The author’s use of detail melds with a delicate, expressive voice that is both detached from and embedded within the country he grew up in. He tells the troubled story of Khartoum, and of Sudan, from both a Western and African perspective which adds a layer of accessibility to his memoir.
In 1956, Sudan gained independence from the British and was believed to face a bright future. Instead, it wilted into civil war and violence, eventually culminating in the 1989 coup which forced Mahjoub and his family to flee. According to the author, Sudan is characterized by a common notion that the North is inhabited by Muslims, and the South by Christians. This perceived divide and subsequent segregation between religious groups is what Mahjoub believes has prevented the country from achieving nationhood. “It is not a country of blacks so much as many shades of grey...the common notion...assumes that faith has geographic and racial limitations. It reinforces notions of ethnic division,” Mahjoub writes, later suggesting that the path toward progress and social harmony is through the acceptance of diversity.
Mahjoub details how the Sudanese have struggled to accept themselves and to feel pride for their history. A dusty museum in the city holds few mementos of Sudan’s past, and is described as a “mausoleum” and a “tomb” for what the country might have been. Mahjoub explains how the country’s inability to recognize itself is due to an orientalist view that the British administration projected onto Sudan, which was eventually passed onto the Sudanese themselves. The author frequently expresses bouts of impatience and sadness at the state of inertia in his country, which he believes is facing extinction. “The sense of extinction is palpable. The Sudanese aspired to become modern, to be accepted as members of the civilized world. To do so, they adopted Western clothes and manners. How is a country to make sense of itself when it refused to recognize its own people.”
The author’s struggle to understand his sense of place and belonging is the most riveting part of the book.
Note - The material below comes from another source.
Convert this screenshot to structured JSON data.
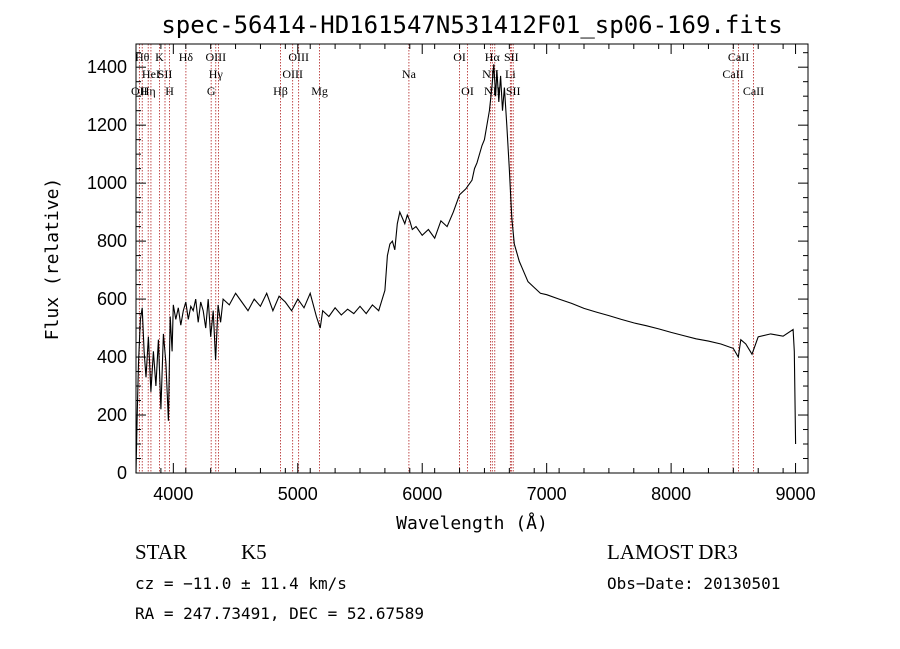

It is a theme which shapes the entirety of the memoir, and it is subtly interwoven within the author’s analysis of his birth place.
By trying to define himself through understanding his city, Mahjoub shocks himself by experiencing a sense of longing to reconcile the idea of himself with Sudan. “After so many years abroad, making a life for myself among strangers, learning to accept alienation as a part of who I am ... here was something that had cut through all of that, leaving me exposed and vulnerable, and longing to reconnect with the world I had ignored for too long.” Mahjoub's struggle to identify himself underscores the difficulties of trying to define something as slippery and as intangible as identity. It is a poignant and intimate window into the author’s mind, and into the minds of many Sudanese who feel similarly disconnected from Khartoum, from Sudan, and from Africa.
“A Line in the River,” is an intimate portrayal of a city that is little more than a blip on the map for many. While Sudan is a country embroiled in layers of complexity which played – and continue to play – an influential role in shaping the country’s social fabric, Mahjoub manages to sift through that noise to deliver a wistful exploration of what Khartoum was, what it is now, and what it could have been.